Clarity is crucial in the telling of “The Tempest” at Smith Center:

“This is a full-scale magic show, a full-scale concert of Tom Waits and Kathleen Brennan music, this is most of all a full-scale, genuine clear production of 'The Tempest.'” Teller said. “This is telling the tale of ‘The Tempest’ with a clarity that no one will have trouble following. One of the besetting problems of ‘The Tempest’ is that Shakespeare’s audiences were better at pure listening. They were more experienced at pure listening. They hadn’t been given television and movies. So if you were to tell them the story, they saw it more instantly and visually in their minds. Part of our goal is to back up all of those words with images, so when you hear those words, you literally see the picture onstage, and that, I think, will help the clarity of it.”
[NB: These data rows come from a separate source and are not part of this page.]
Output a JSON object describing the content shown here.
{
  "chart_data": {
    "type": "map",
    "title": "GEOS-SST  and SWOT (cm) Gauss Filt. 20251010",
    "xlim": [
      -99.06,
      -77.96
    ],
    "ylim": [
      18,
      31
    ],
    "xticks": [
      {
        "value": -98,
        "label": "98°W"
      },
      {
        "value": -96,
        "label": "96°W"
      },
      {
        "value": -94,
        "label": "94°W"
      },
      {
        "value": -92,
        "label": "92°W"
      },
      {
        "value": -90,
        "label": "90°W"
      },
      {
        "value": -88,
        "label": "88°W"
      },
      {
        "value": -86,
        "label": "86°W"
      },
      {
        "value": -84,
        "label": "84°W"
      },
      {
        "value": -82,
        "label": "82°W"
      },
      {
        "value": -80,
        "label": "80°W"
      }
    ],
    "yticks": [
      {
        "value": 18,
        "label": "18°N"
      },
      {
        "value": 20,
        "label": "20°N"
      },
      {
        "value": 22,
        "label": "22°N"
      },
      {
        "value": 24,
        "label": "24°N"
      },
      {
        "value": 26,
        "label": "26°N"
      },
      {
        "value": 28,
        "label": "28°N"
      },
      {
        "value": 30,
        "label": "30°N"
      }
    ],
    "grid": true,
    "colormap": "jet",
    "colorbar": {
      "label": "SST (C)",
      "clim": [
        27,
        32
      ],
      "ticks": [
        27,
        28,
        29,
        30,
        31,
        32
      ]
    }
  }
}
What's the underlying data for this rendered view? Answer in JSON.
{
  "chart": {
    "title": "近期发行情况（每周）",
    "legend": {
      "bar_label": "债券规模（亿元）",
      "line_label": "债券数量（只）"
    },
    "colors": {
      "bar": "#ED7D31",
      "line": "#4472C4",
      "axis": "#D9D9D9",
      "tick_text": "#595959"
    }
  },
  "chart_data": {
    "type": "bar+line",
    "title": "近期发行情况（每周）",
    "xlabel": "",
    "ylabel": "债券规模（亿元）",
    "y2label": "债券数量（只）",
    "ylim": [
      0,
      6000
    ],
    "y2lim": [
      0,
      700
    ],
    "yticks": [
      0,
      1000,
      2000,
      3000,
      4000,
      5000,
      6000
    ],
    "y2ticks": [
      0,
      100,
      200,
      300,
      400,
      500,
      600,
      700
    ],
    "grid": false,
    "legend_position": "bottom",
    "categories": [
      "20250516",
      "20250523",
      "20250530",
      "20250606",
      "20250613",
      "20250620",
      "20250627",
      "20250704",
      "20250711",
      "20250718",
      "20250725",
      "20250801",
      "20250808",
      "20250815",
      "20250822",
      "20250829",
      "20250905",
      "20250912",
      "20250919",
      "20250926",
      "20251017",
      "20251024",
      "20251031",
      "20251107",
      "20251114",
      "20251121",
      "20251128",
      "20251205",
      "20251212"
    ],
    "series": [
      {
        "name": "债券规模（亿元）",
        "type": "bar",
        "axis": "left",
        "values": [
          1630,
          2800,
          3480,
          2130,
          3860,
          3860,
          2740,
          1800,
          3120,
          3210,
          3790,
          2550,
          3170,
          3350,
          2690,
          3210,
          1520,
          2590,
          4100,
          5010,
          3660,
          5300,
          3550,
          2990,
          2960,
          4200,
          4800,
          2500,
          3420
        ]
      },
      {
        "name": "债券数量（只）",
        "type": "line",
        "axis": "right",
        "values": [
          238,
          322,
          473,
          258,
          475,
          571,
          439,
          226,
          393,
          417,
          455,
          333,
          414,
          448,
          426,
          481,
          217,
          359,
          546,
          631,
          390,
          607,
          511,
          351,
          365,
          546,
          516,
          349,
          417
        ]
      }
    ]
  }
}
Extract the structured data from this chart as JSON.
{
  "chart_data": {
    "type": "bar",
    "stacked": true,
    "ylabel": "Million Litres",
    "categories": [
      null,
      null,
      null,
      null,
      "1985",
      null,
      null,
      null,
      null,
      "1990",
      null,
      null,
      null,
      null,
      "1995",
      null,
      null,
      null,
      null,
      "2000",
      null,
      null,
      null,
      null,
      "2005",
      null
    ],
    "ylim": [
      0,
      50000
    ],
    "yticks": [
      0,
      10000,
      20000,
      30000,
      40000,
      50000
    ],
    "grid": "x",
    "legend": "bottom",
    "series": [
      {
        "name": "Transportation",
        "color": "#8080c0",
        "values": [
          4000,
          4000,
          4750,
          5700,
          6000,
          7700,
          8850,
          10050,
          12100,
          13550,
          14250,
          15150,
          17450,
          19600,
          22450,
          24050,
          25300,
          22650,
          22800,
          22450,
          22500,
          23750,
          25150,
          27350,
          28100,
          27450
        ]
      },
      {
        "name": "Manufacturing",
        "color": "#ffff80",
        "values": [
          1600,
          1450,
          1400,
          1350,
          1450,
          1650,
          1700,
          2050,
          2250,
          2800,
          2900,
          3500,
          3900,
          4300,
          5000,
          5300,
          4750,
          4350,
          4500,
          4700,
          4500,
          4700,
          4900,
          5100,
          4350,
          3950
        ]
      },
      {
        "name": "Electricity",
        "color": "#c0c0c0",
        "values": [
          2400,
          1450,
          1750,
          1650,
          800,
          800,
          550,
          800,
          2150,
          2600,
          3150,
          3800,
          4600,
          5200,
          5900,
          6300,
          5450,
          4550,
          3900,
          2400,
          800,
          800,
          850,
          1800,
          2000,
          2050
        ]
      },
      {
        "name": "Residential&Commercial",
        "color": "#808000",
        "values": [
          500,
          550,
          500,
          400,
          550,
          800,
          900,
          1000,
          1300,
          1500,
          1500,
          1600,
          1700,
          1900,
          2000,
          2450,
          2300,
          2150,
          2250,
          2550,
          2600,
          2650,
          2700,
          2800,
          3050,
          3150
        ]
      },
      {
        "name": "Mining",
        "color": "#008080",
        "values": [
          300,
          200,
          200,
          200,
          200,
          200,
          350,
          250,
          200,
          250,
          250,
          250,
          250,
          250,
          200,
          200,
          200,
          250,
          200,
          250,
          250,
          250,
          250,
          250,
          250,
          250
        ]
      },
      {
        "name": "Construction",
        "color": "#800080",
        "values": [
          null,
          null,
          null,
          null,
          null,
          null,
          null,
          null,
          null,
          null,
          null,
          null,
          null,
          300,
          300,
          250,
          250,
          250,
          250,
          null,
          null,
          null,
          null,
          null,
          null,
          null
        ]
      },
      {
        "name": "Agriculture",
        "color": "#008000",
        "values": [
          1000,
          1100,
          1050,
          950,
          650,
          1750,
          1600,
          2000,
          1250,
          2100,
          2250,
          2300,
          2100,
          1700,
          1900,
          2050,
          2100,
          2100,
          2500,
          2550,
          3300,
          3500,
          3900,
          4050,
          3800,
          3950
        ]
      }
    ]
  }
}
The project reminds Teller of the time when he first became interested in magic:

“I was 4 1/2 years old and I got sick, so I was out of kindergarten for a while, recovering, and we’d just gotten a television. The TV show ‘Howdy Doody’ was on, and his clown, Clarabell, did magic,” Teller says. “One of the things they offered on the show was a Howdy Doody Magic Set, which you got for 35 cents and three Mars candy bar wrappers. I sent away for it, and it came. I’m now recovering, and I had nothing to do but play with this magic set.

“This magic set was put in a flat envelope, made of pieces of cardboard that you tabbed together, and I remember staring at this for hours and hours, fascinated by the idea that something could look different from the way it really was. It was so fascinating to me. It just grabbed me with huge, psychological hooks, and I’ve never been able to shake it. … ‘The Tempest’ is a very large Howdy Doody Magic Set.”